Ellyn Daniels needs to get it out there. The stand-up comic, writer, actor and model has a lot to say about her experiences in the biz. Trained as a ballet dancer as a youth, she was scouted by a Parisian modeling agent at the age of seventeen. The innocent, often bewildered teen had modeling gigs in Europe and Asia, and was even sent on a junket to the sweltering, sub-Saharan African country of Togo. She was taken advantage of and abused emotionally and physically by those in positions of power—agents, teachers, and lovers. She fell into bulimia and alcoholism as she tried to please those around her while striving to succeed in a business well known for its cruelty. Her triumph is the cunning way she has turned the events of her life into blistering, ribald, hugely entertaining comedy.
In Emotional Terrorism, Ms. Daniels acts out the drama and comedy of her life, with her sexual adventures first and foremost. She performs with stunning, detailed openness. Her candor is utterly extraordinary as she exposes her encounters with the dark side of careers that people think of as glamorous. In the hour-long show, she presents a myriad of distinct individuals, seamlessly shifting between characters in the blink of an eye. There is her family, a gruffly affectionate father and a somewhat distant mother; her first lover, a German man twenty years older who gives her the unwanted, unanticipated gift of a social disease; a Japanese ad executive, and his obsequious female toady who tells her she is fat; her big, affectionate Togoese body guard who makes her feel safe; an arrogant acting teacher who drives her into bad choices, and many more.
On a bare stage with only a single folding metal chair, Ms. Daniels performs with astounding energy and utter candor. She owns the stage. She is both deeply affecting and utterly hilarious. The raw representation of her sexual encounters is physically and verbally explicit; one could say, nasty. She holds nothing back. It is as brave a performance as one could wish for.
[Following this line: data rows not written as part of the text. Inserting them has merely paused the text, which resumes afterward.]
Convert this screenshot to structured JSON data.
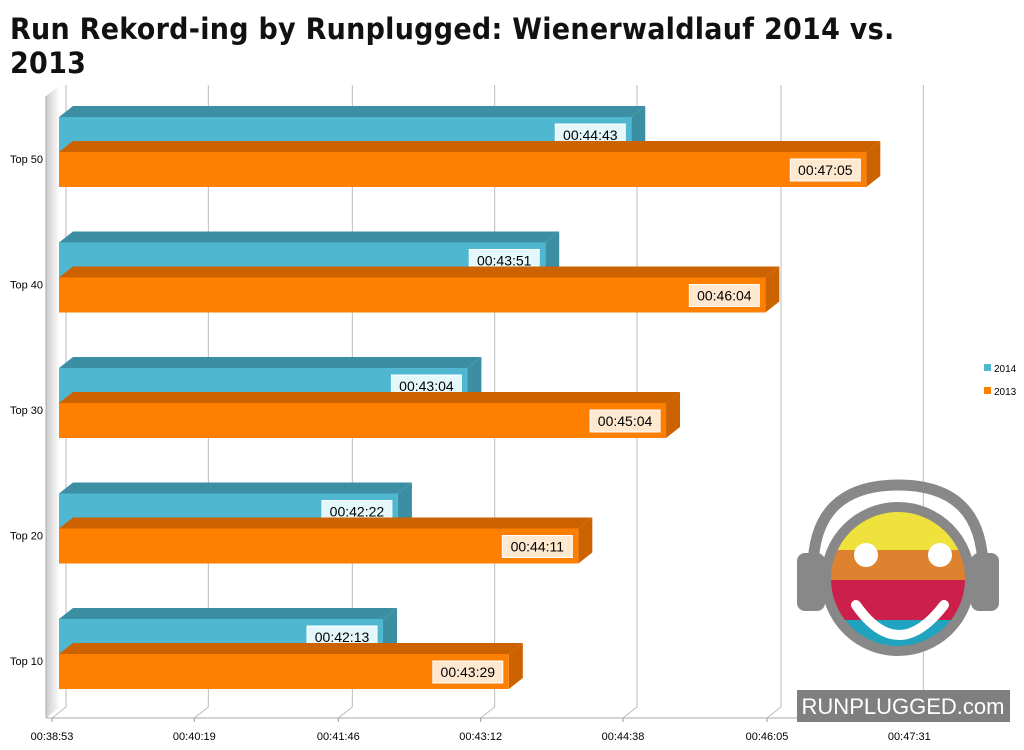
{
  "title": "Run Rekord-ing by Runplugged: Wienerwaldlauf 2014 vs. 2013",
  "logo_text": "RUNPLUGGED.com",
  "chart_data": {
    "type": "bar",
    "orientation": "horizontal",
    "three_d": true,
    "title": "Run Rekord-ing by Runplugged: Wienerwaldlauf 2014 vs. 2013",
    "categories": [
      "Top 50",
      "Top 40",
      "Top 30",
      "Top 20",
      "Top 10"
    ],
    "series": [
      {
        "name": "2014",
        "color": "#4fb7cf",
        "values": [
          "00:44:43",
          "00:43:51",
          "00:43:04",
          "00:42:22",
          "00:42:13"
        ]
      },
      {
        "name": "2013",
        "color": "#ff7f00",
        "values": [
          "00:47:05",
          "00:46:04",
          "00:45:04",
          "00:44:11",
          "00:43:29"
        ]
      }
    ],
    "x_ticks": [
      "00:38:53",
      "00:40:19",
      "00:41:46",
      "00:43:12",
      "00:44:38",
      "00:46:05",
      "00:47:31"
    ],
    "xlim": [
      "00:38:53",
      "00:47:31"
    ],
    "grid": true,
    "legend": "right"
  }
}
Written by the performer and directed by Desmond Devenish, who also designed the sound and music that enhances the experience, Emotional Terrorism is booked for the Edinburgh Festival. See it here and now while you can. There are three more performances—Thursday, June 15 at 7pm; Sunday, June 18 at 2:30pm; and Saturday, June 24 at 8:30pm—at The Actors Company (Let Live Theater), 916 North Formosa Avenue, in West Hollywood.